Laure Tabouy, neuroscientifique et éthicienne à l’Université Paris-Saclay et à l’Agence de la biomédecine, aborde les questions éthiques soulevées par la responsabilité sociale des entreprises (RSE). Laure Tabouy souligne l’importance d’orienter des masses considérables d’épargne pour répondre aux enjeux environnementaux, sanitaires et sociaux. Elle explique que les évolutions réglementaires actuelles, telles que la directive CSRD, rendent impératif de repenser les méthodes du monde financier et met en avant l’approche One Health qui intègre les relations complexes entre la santé humaine, animale et environnementale dans les décisions d’investissement.
L’éthique doit devenir la pierre angulaire de la finance durable, impliquant un engagement actif de la part des acteurs financier pour intégrer la durabilité dans tous les aspects de leurs activités.
Dorothée Browaeys, journaliste et auteur, spécialisée dans l’analyse des enjeux économiques et politiques de l’écologie, explore le concept de la comptabilité écologique comme moteur d’une économie éco-compatible. Elle critique les modèles économiques actuels, basés sur le PIB, qui sont aveugles à la destruction des milieux naturels.

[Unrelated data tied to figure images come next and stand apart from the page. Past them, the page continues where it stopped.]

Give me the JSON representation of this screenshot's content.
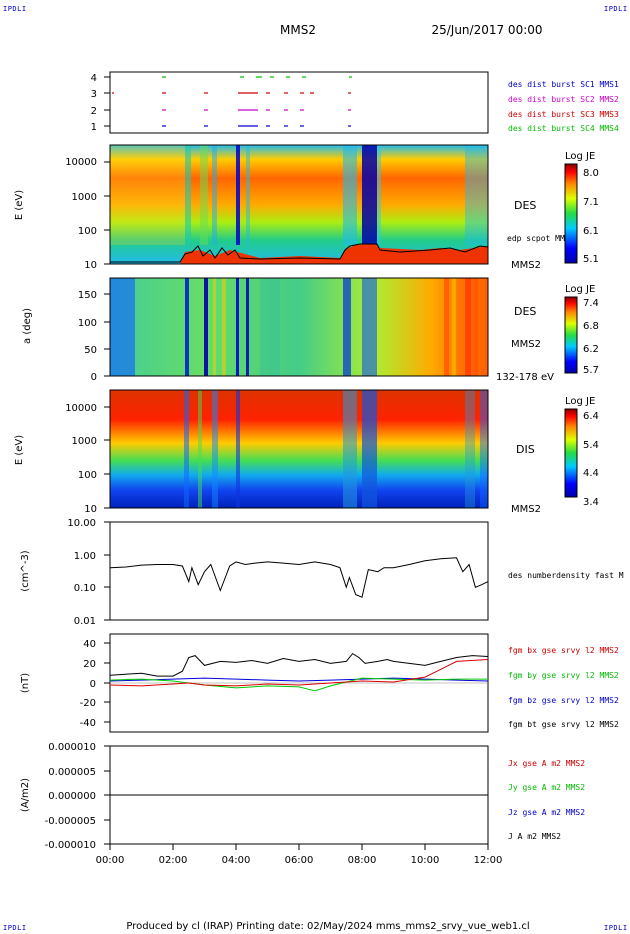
{
  "corner_tag": "IPDLI",
  "header": {
    "spacecraft": "MMS2",
    "datetime": "25/Jun/2017 00:00"
  },
  "footer": "Produced by cl (IRAP)   Printing date: 02/May/2024   mms_mms2_srvy_vue_web1.cl",
  "time_axis": {
    "ticks": [
      "00:00",
      "02:00",
      "04:00",
      "06:00",
      "08:00",
      "10:00",
      "12:00"
    ]
  },
  "panels": {
    "burst": {
      "yticks": [
        "4",
        "3",
        "2",
        "1"
      ],
      "legend": [
        {
          "text": "des dist burst SC1 MMS1",
          "color": "#0000cc"
        },
        {
          "text": "des dist burst SC2 MMS2",
          "color": "#cc00cc"
        },
        {
          "text": "des dist burst SC3 MMS3",
          "color": "#cc0000"
        },
        {
          "text": "des dist burst SC4 MMS4",
          "color": "#00bb00"
        }
      ]
    },
    "des_energy": {
      "ylabel": "E (eV)",
      "yticks": [
        "10000",
        "1000",
        "100",
        "10"
      ],
      "label1": "DES",
      "label2": "edp scpot MMS2",
      "label3": "MMS2",
      "colorbar": {
        "title": "Log JE",
        "ticks": [
          "8.0",
          "7.1",
          "6.1",
          "5.1"
        ]
      }
    },
    "des_pitch": {
      "ylabel": "a (deg)",
      "yticks": [
        "150",
        "100",
        "50",
        "0"
      ],
      "label1": "DES",
      "label2": "MMS2",
      "label3": "132-178 eV",
      "colorbar": {
        "title": "Log JE",
        "ticks": [
          "7.4",
          "6.8",
          "6.2",
          "5.7"
        ]
      }
    },
    "dis_energy": {
      "ylabel": "E (eV)",
      "yticks": [
        "10000",
        "1000",
        "100",
        "10"
      ],
      "label1": "DIS",
      "label2": "MMS2",
      "colorbar": {
        "title": "Log JE",
        "ticks": [
          "6.4",
          "5.4",
          "4.4",
          "3.4"
        ]
      }
    },
    "density": {
      "ylabel": "(cm^-3)",
      "yticks": [
        "10.00",
        "1.00",
        "0.10",
        "0.01"
      ],
      "legend": "des numberdensity fast M"
    },
    "bfield": {
      "ylabel": "(nT)",
      "yticks": [
        "40",
        "20",
        "0",
        "-20",
        "-40"
      ],
      "legend": [
        {
          "text": "fgm bx gse srvy l2 MMS2",
          "color": "#cc0000"
        },
        {
          "text": "fgm by gse srvy l2 MMS2",
          "color": "#00bb00"
        },
        {
          "text": "fgm bz gse srvy l2 MMS2",
          "color": "#0000cc"
        },
        {
          "text": "fgm bt gse srvy l2 MMS2",
          "color": "#000000"
        }
      ]
    },
    "current": {
      "ylabel": "(A/m2)",
      "yticks": [
        "0.000010",
        "0.000005",
        "0.000000",
        "-0.000005",
        "-0.000010"
      ],
      "legend": [
        {
          "text": "Jx gse A m2 MMS2",
          "color": "#cc0000"
        },
        {
          "text": "Jy gse A m2 MMS2",
          "color": "#00bb00"
        },
        {
          "text": "Jz gse A m2 MMS2",
          "color": "#0000cc"
        },
        {
          "text": "J A m2 MMS2",
          "color": "#000000"
        }
      ]
    }
  },
  "chart_data": [
    {
      "type": "line",
      "name": "density",
      "x_hours": [
        0,
        0.5,
        1,
        1.5,
        2,
        2.3,
        2.5,
        2.6,
        2.8,
        3,
        3.2,
        3.5,
        3.8,
        4,
        4.3,
        4.6,
        5,
        5.5,
        6,
        6.5,
        7,
        7.3,
        7.5,
        7.6,
        7.8,
        8,
        8.2,
        8.5,
        8.7,
        9,
        9.5,
        10,
        10.5,
        11,
        11.2,
        11.4,
        11.6,
        11.8,
        12
      ],
      "values": [
        0.4,
        0.42,
        0.48,
        0.5,
        0.5,
        0.45,
        0.15,
        0.4,
        0.12,
        0.3,
        0.5,
        0.08,
        0.45,
        0.6,
        0.5,
        0.55,
        0.6,
        0.55,
        0.5,
        0.6,
        0.5,
        0.4,
        0.1,
        0.2,
        0.06,
        0.05,
        0.35,
        0.3,
        0.4,
        0.4,
        0.5,
        0.65,
        0.75,
        0.8,
        0.3,
        0.5,
        0.1,
        0.12,
        0.15
      ],
      "ylim": [
        0.01,
        10
      ]
    },
    {
      "type": "line",
      "name": "bt",
      "x_hours": [
        0,
        0.5,
        1,
        1.5,
        2,
        2.3,
        2.5,
        2.7,
        3,
        3.5,
        4,
        4.5,
        5,
        5.5,
        6,
        6.5,
        7,
        7.5,
        7.7,
        7.9,
        8.1,
        8.5,
        8.8,
        9,
        9.5,
        10,
        10.5,
        11,
        11.5,
        12
      ],
      "values": [
        8,
        9,
        10,
        7,
        7,
        12,
        26,
        28,
        18,
        22,
        21,
        23,
        20,
        25,
        22,
        24,
        20,
        22,
        30,
        26,
        20,
        22,
        24,
        22,
        20,
        18,
        22,
        26,
        28,
        27
      ],
      "ylim": [
        -50,
        50
      ]
    },
    {
      "type": "line",
      "name": "bx",
      "x_hours": [
        0,
        1,
        2,
        2.5,
        3,
        4,
        5,
        6,
        7,
        8,
        9,
        10,
        10.5,
        11,
        12
      ],
      "values": [
        -2,
        -3,
        -1,
        0,
        -2,
        -3,
        -1,
        -2,
        0,
        2,
        1,
        6,
        14,
        22,
        24
      ],
      "ylim": [
        -50,
        50
      ]
    },
    {
      "type": "line",
      "name": "by",
      "x_hours": [
        0,
        1,
        2,
        3,
        4,
        5,
        6,
        6.5,
        7,
        8,
        9,
        10,
        11,
        12
      ],
      "values": [
        3,
        4,
        2,
        -2,
        -5,
        -3,
        -4,
        -8,
        -3,
        5,
        4,
        3,
        4,
        4
      ],
      "ylim": [
        -50,
        50
      ]
    },
    {
      "type": "line",
      "name": "bz",
      "x_hours": [
        0,
        1,
        2,
        3,
        4,
        5,
        6,
        7,
        8,
        9,
        10,
        11,
        12
      ],
      "values": [
        2,
        3,
        4,
        5,
        4,
        3,
        2,
        3,
        4,
        5,
        4,
        3,
        2
      ],
      "ylim": [
        -50,
        50
      ]
    },
    {
      "type": "line",
      "name": "J",
      "x_hours": [
        0,
        2,
        4,
        6,
        8,
        10,
        12
      ],
      "values": [
        0,
        0,
        0,
        0,
        0,
        0,
        0
      ],
      "ylim": [
        -1e-05,
        1e-05
      ]
    }
  ]
}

Dorothée Browaeys propose que la comptabilité, si elle devient écologique, permette de mesurer les impacts socio-environnementaux des organisations et de promouvoir des pratiques de production respectueuses de l’environnement. En France et ailleurs, de nombreux travaux de recherche et d’expérimentation visent à intégrer le capital naturel dans les mesures de performance des organisations, préparant dès lors l’émergence de nouveaux modèles d’affaires durables en accord avec les régulations européennes du Pacte Vert.
Conclusion
Ce numéro vise à offrir une compréhension de la finance durable selon les différents points de vue de ses acteurs, en examinant ses fondements, son cadre réglementaire et institutionnel, le rôle des banques et des investisseurs institutionnels, ainsi que les défis et perspectives éthiques. Les transformations en cours montrent que la finance durable pourrait devenir la norme, avec une économie verte dominant le paysage financier. Toutefois, pour garantir le succès de cette transition, il est crucial de maintenir l’élan et l’ambition du changement, tout en prenant en compte les complexités éthiques et réglementaires inhérentes à ce domaine.